Q of the Week: What Books Inform Your Daily Life?

President Obama told The New York Times that reading books like The Three-Body Problem and The Underground Railroad helped him “slow down and get perspective” during his eight years in the White House.

This week, we asked our Politics & Policy Daily readers to share which books inform their daily lives and help keep things in perspective.

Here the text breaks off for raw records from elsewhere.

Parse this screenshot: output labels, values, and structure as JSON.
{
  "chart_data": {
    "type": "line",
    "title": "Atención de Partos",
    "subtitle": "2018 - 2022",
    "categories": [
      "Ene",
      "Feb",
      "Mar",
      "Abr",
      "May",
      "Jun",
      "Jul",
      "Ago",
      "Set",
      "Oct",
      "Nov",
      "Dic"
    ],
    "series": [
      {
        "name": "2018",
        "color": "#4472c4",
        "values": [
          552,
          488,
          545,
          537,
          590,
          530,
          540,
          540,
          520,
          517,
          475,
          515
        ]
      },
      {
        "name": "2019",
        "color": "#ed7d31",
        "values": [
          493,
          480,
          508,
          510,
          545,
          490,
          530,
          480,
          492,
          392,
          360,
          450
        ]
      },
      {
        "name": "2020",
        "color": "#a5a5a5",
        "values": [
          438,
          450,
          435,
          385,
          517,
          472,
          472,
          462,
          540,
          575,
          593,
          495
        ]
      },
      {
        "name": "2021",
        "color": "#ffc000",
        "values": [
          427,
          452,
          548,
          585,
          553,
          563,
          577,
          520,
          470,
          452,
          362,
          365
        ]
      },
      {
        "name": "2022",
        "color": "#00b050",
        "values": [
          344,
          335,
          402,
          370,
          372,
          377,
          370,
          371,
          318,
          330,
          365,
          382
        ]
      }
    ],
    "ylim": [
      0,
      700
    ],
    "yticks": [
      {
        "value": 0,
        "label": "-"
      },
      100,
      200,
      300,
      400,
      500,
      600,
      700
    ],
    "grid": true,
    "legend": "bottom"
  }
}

Here are some of our favorite responses.

Tom Lucas suggested The Nightingale by Kristin Hannah:

The story of how French citizens faced so much difficulty during the Nazi occupation is relevant today when we talk about ISIS and how they took over cities in the Middle East.  I’m sure many of those citizens didn’t want to take in the soldiers but were forced to do it in order to protect their families.  We are so far removed from this kind of suffering that it can be difficult to imagine, and understanding it more makes me appreciate how small our problems in America are by comparison.

Thomas Gierach suggested both fiction and nonfiction: Blood Meridian, by Cormac McCarthy, and Stamped From the Beginning, by Ibram X. Kendi.

Gail Driscoll enjoys Barack Obama: The Story by David Maraniss, Jon Meacham’s American Lion, and J.D. Vance’s Hillbilly Elegywhich she says “exposes the complexity of the problems facing much of the Rust Belt.”